Proses belajar mengajar merupakan upaya pemberdayaan anak didik yang dilakukan melalui interaksi pengajar dan anak. Pemberdayaan yang dilakukan meliputi pemberdayaan kemampuan hidup dan pemberdayaan sikap mental anak. Pemberdayaan sikap mental anak bertujuan membentuk

sikap-sikap positif anak dengan bimbingan terarah dan berkelanjutan oleh orang tua, hal ini bersifat mendasar. Orang tua mengupayakan hal tersebut dengan memberi bekal agama. Sedangkan pemberdayaan kemampuan hidup diwujudkan dengan merangsang kemauan belajar, dengan begitu anak dapat belajar mengembangkan kemampuannya.

Selain itu proses belajar mengajar yang dilakukan lebih mementingkan proses anak dalam berkreatifitas serta bagaimana peran orang tua. Kemampuan setiap anak berbeda-beda dan anak adalah unik, ia dapat menentukan mana yang terbaik bagi dirinya. Peran orang tua diuntut sebagai fasilitator yaitu memfaslilitasi hal-hal yang mampu merangsang kreatifitas anak, dengan menyediakan sarana-sarana dan sumber belajar.

Orang tua memberikan kebebasan kepada anak untuk menentukan pilihannya sendiri. Orang tua menyadari bahwa anak adalah unik, beragam dan berbeda satu sama lainnya. Pada diri anak yang kaya inisiatif terdapat kemampuan untuk mengarahkan dirinya sendiri mana hal yang terbaik.

Tahap akhir dari homeschooling adalah evaluasi. Homeschooling menerapkan evaluasi secara bebas, orang tua diperkenankan memakai evaluasi tertulis, lisan dan pemberian contoh melalui perbuatan. Evaluasi yang dilakukan oleh keluarga adalah evaluasi secara langsung dengan melihat dan memahami peningkatan pola pikir anak, cara bersikap anak maupun hasil karya anak, orang tua juga langsung mengoreksi apabila terjadi sesuatu yang tidak benar. Saat belajar seni orang tua mengevaluasi secara tertulis dengan memberi tugas untuk menuliskan puisi, kemuadian orang tua

mengevaluasi secara lisan tentang apa dan maksud dari puisi yang ditulis. Evaluasi perbuatan dilakukan setiap saat ketika orang tua mengetahui anak tidak bersikap dengan baik, lalu orang tua juga secara langsung memberi contoh melalui perbuatan. Sesuai dengan orientasi belajar yaitu bertujuan mengembangkan potensi anak maka evaluasinya pun tidak mengikuti ujian kesetaraan. Namun jika suatu saat kebutuhan ijasah dibutuhkan, Hamdi akan mengikuti ujian kesetaraan.

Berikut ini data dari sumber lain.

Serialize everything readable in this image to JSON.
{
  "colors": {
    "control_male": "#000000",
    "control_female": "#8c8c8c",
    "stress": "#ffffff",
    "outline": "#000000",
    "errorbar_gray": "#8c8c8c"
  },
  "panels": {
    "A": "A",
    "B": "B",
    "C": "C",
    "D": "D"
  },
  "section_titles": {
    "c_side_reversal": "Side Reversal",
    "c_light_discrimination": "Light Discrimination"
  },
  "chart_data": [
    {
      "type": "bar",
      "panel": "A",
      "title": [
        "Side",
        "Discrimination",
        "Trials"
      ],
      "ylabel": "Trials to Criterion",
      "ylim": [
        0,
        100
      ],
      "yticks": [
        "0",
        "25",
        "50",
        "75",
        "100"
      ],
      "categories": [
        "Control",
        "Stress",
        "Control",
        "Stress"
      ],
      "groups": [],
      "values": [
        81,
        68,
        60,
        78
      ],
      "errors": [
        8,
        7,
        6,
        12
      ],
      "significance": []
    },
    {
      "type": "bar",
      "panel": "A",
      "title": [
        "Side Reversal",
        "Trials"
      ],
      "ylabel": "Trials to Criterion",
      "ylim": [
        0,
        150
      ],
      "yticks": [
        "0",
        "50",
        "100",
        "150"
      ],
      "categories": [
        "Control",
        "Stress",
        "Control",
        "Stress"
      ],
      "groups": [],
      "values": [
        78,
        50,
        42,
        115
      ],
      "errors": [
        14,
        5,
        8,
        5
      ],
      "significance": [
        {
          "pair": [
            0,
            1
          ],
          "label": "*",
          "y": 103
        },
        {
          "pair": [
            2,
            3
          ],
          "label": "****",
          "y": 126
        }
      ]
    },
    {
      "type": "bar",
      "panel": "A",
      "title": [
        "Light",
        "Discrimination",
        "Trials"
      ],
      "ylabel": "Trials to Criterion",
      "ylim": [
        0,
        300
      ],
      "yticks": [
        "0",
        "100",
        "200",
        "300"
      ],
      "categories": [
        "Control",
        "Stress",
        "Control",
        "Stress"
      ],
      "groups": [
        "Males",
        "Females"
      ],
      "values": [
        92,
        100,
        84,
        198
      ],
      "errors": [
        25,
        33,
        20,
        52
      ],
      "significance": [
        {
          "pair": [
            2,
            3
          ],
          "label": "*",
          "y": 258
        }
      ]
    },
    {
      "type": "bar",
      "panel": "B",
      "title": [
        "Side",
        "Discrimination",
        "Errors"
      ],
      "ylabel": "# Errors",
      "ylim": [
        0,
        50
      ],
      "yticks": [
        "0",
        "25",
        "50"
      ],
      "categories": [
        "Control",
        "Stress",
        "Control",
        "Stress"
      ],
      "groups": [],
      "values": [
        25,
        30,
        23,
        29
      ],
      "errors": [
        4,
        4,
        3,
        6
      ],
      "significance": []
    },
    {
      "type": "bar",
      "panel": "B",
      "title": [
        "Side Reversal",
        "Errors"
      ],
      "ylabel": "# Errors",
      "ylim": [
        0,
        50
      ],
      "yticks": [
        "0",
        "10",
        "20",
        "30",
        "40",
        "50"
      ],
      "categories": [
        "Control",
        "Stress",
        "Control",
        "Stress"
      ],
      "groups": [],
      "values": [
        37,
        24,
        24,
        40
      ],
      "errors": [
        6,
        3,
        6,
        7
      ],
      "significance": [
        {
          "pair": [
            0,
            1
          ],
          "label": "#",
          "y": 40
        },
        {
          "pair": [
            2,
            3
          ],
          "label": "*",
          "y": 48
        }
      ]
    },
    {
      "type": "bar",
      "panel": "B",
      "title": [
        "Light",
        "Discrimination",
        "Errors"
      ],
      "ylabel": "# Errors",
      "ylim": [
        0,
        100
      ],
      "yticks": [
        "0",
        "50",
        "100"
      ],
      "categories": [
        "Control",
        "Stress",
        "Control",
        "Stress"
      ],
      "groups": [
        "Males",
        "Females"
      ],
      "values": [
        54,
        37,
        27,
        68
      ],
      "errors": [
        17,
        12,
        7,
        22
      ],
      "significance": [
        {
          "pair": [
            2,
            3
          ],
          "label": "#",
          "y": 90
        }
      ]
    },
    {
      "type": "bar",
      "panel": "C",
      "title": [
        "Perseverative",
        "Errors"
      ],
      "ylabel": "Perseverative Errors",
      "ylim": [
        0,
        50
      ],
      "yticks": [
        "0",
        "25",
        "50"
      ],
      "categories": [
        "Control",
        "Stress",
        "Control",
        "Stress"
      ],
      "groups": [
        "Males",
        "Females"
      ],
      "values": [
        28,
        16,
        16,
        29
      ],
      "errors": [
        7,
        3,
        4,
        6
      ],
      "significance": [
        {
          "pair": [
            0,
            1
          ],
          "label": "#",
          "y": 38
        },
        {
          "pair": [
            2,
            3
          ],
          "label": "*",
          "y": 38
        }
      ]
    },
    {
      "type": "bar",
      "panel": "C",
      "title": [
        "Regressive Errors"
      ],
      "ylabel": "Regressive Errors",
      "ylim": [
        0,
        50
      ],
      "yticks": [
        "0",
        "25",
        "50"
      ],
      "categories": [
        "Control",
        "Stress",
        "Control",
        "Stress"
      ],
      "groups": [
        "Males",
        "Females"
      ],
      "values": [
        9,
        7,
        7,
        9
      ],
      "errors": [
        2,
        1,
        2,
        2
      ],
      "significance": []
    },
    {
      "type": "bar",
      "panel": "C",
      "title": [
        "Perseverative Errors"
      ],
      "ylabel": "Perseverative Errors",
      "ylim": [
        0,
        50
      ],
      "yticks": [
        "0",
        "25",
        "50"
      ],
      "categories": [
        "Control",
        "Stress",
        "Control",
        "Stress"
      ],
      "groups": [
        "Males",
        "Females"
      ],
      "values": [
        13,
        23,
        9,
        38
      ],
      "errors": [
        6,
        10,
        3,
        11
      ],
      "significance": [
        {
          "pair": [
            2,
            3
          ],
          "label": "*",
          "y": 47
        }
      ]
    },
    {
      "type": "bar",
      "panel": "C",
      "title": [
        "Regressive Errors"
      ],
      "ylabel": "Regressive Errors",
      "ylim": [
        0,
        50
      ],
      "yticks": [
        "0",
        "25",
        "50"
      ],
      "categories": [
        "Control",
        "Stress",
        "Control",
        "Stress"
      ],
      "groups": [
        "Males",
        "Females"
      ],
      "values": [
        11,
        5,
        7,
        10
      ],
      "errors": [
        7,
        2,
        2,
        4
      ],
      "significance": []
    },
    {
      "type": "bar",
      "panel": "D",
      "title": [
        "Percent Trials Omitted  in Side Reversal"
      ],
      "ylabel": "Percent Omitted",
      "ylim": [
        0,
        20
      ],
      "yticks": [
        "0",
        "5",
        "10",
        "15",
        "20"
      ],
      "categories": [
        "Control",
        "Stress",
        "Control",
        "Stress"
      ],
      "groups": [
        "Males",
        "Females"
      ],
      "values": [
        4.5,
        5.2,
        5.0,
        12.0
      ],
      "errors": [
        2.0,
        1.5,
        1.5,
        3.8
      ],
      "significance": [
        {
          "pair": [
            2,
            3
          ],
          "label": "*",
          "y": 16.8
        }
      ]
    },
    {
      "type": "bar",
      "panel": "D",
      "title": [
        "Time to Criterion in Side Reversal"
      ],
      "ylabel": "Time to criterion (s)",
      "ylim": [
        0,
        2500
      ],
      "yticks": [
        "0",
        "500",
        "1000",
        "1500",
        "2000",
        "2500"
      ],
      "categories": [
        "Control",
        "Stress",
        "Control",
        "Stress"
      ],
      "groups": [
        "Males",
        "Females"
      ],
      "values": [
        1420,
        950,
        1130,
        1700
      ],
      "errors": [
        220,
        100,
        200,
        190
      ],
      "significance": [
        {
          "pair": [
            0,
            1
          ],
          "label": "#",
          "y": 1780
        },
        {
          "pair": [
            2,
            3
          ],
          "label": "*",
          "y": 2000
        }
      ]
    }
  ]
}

Sedangkan pada keluarga Bapak Sahal evaluasi homeschooling menerapkan evaluasi secara bebas, orang tua memakai evaluasi tertulis, lisan dan pemberian contoh melalui perbuatan. Oleh karena orientasi belajarnya berbeda evaluasi keluarga ini tidak berdasarkan diknas yang menggunakan ujian kesetaraan. Saat belajar agama seperti hafalan surat, baca tulis arab orang tua mengevaluasi tertulis dan lisan dan secara langsung orang tua membenarkan. Untuk belajar ketrampilan komputer, membuat pisau serta pengamalan agama orang tua mengevaluasi melalui perbuatan, apabila anak berbuat salah maka orang tua memberikan contoh yang benar. Melalui cara-cara tersebut orang tua mengetahui peningkatan hasil belajar anak. Orang tua tidak pernah menilai dengan angka-angka seperti yang dilakukan pendidikan formal, bagi orang tua yang terpenting adalah cara berpikir anak, cara bersikap dan kemampuan (skil) dari anak.